Rivero: “El edificio de la cárcel quedó obsoleto y superpoblado”

El fiscal dijo que en los pabellones destinados a los procesados observó un “agravamiento de las condiciones de detención” lo que lo llevó a solicitar la intervención del juez de Control y Garantías

Con el pedido de un hábeas corpus colectivo y correctivo en favor de 144 presos alojados en la cárcel de Río Cuarto, la Justicia terminó de sacar a la luz las críticas condiciones del edificio de la Avenida Sabattini al 2.600.

Julio Rivero, el fiscal que el último día hábil de la semana pasada apeló a esta inusual figura para proteger a los internos y corregir las irregulares condiciones en que se encuentran detenidos explicó a PUNTAL por qué tomó esa determinación y qué lo llevó a concluir que las autoridades provinciales no tenían una responsabilidad penal por el hacinamiento de los presos.

-¿Qué panorama encontró dentro del Servicio Penitenciario Número 6?

-Nosotros el día 28 de mayo junto a personal de Criminalística de la Policía de la Provincia hicimos una inspección ocular de la cárcel donde se detectó que el punto crítico del establecimiento se daba en los pabellones 1 y 2 donde se alojan los procesados, es decir, los presos sin condena firme. Lo que vimos allí viene a corroborar lo que los jueces del fuero penal ya habían denunciado, que se trata de una estructura edilicia obsoleta y vetusta y el hacinamiento que allí existe, es decir, la creciente población carcelaria, como dijo la doctora Sucaría. En los pabellones de procesados corroboramos que existe una clara superpoblación.
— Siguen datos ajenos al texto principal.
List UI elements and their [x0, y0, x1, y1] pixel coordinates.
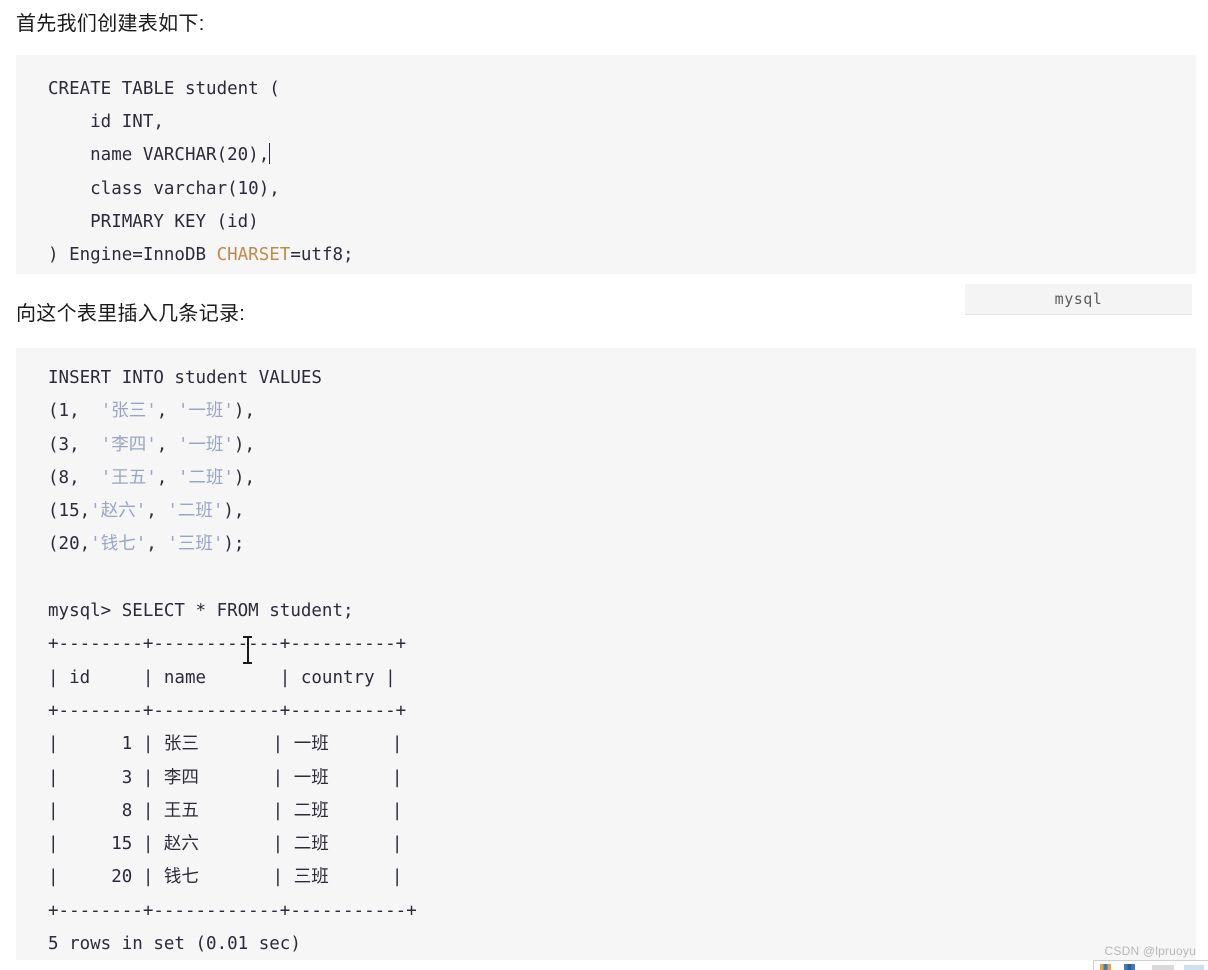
paragraph-insert-records-intro: 向这个表里插入几条记录: [16, 303, 246, 325]
row-suffix: ), [233, 467, 255, 488]
row-separator: , [146, 534, 168, 555]
result-table-rule-bottom: +--------+------------+-----------+ [48, 900, 417, 921]
result-table-row: | 8 | 王五 | 二班 | [48, 800, 403, 821]
row-prefix: (1, [48, 401, 101, 422]
code-text: ) Engine=InnoDB [48, 244, 217, 265]
code-content-insert-select[interactable]: INSERT INTO student VALUES (1, '张三', '一班'… [16, 362, 1196, 960]
csdn-watermark: CSDN @lpruoyu [1104, 944, 1196, 958]
row-class-literal: '一班' [177, 434, 234, 455]
code-text: name VARCHAR(20), [48, 145, 270, 166]
text-caret [269, 143, 271, 165]
row-separator: , [146, 501, 168, 522]
row-name-literal: '王五' [100, 467, 157, 488]
row-suffix: ), [223, 501, 245, 522]
result-footer-row-count: 5 rows in set (0.01 sec) [48, 934, 301, 955]
row-class-literal: '三班' [167, 534, 224, 555]
row-name-literal: '赵六' [90, 501, 147, 522]
code-line: CREATE TABLE student ( [48, 79, 280, 99]
row-suffix: ), [233, 401, 255, 422]
keyword-charset: CHARSET [216, 244, 291, 265]
result-table-row: | 15 | 赵六 | 二班 | [48, 834, 403, 855]
code-line: id INT, [48, 112, 164, 133]
paragraph-create-table-intro: 首先我们创建表如下: [16, 13, 205, 35]
language-label-text: mysql [1054, 290, 1103, 308]
result-table-row: | 20 | 钱七 | 三班 | [48, 867, 403, 888]
code-line: name VARCHAR(20), [48, 139, 1196, 172]
row-name-literal: '钱七' [90, 534, 147, 555]
toolbar-button-icon[interactable] [1184, 965, 1204, 970]
toolbar-field-icon[interactable] [1152, 965, 1174, 970]
result-table-rule-mid: +--------+------------+----------+ [48, 700, 407, 721]
code-block-create-table[interactable]: CREATE TABLE student ( id INT, name VARC… [16, 55, 1196, 274]
code-language-label-mysql: mysql [965, 284, 1192, 315]
code-content-create-table[interactable]: CREATE TABLE student ( id INT, name VARC… [16, 73, 1196, 272]
result-table-rule-top: +--------+------------+----------+ [48, 634, 407, 655]
code-line: class varchar(10), [48, 178, 280, 199]
row-suffix: ), [233, 434, 255, 455]
toolbar-chart-icon[interactable] [1100, 964, 1111, 970]
result-table-row: | 1 | 张三 | 一班 | [48, 734, 403, 755]
code-line-insert-row: (1, '张三', '一班'), [48, 395, 1196, 428]
result-table-row: | 3 | 李四 | 一班 | [48, 767, 403, 788]
row-prefix: (20, [48, 534, 91, 555]
row-name-literal: '李四' [100, 434, 157, 455]
row-separator: , [156, 467, 178, 488]
row-name-literal: '张三' [100, 401, 157, 422]
row-prefix: (8, [48, 467, 101, 488]
code-line: ) Engine=InnoDB CHARSET=utf8; [48, 239, 1196, 272]
page-root: 首先我们创建表如下: CREATE TABLE student ( id INT… [0, 0, 1208, 970]
code-line: PRIMARY KEY (id) [48, 211, 259, 232]
result-table-header-row: | id | name | country | [48, 667, 396, 688]
row-prefix: (15, [48, 501, 91, 522]
code-line-mysql-prompt: mysql> SELECT * FROM student; [48, 601, 354, 622]
row-class-literal: '二班' [167, 501, 224, 522]
partial-bottom-toolbar[interactable] [1093, 960, 1208, 970]
toolbar-grid-icon[interactable] [1124, 964, 1135, 970]
code-text: =utf8; [290, 244, 354, 265]
code-line-insert-row: (15,'赵六', '二班'), [48, 495, 1196, 528]
code-line-insert-row: (20,'钱七', '三班'); [48, 528, 1196, 561]
row-class-literal: '一班' [177, 401, 234, 422]
code-line-insert-header: INSERT INTO student VALUES [48, 368, 322, 388]
code-block-insert-and-select[interactable]: INSERT INTO student VALUES (1, '张三', '一班'… [16, 348, 1196, 960]
row-separator: , [156, 434, 178, 455]
code-line-insert-row: (8, '王五', '二班'), [48, 462, 1196, 495]
row-class-literal: '二班' [177, 467, 234, 488]
code-line-insert-row: (3, '李四', '一班'), [48, 429, 1196, 462]
row-suffix: ); [223, 534, 245, 555]
row-prefix: (3, [48, 434, 101, 455]
row-separator: , [156, 401, 178, 422]
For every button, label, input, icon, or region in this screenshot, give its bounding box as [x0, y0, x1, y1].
Vimos que en celdas de reducidas dimensiones conviven muchas más personas de lo aconsejado. No advertimos en el resto del establecimiento esa situación, sino que la centramos en esos dos pabellones y, también es justo reconocerlo, en esa recorrida se observaron tareas de refacción y ampliación de sanitarios y un lugar para espacios comunes. Inclusive, en el Pabellón 2 se está construyendo un piso superior.

-¿Por qué las autoridades provinciales no tienen responsabilidad penal, a criterio suyo?

-Lo que determinamos es que si bien esta situación es preocupante, no creemos que las 455 personas privadas de su libertad sean víctimas de un delito. No advertimos que haya ni abandono de persona, ni abuso de autoridad por parte de los encargados de la custodia, sino que consideramos que la respuesta de la Justicia no pasaba por la persecución penal sino por un pedido de hábeas corpus correctivo y colectivo en representación de las personas que al momento de la visita estaban alojadas en los pabellones 1 y 2.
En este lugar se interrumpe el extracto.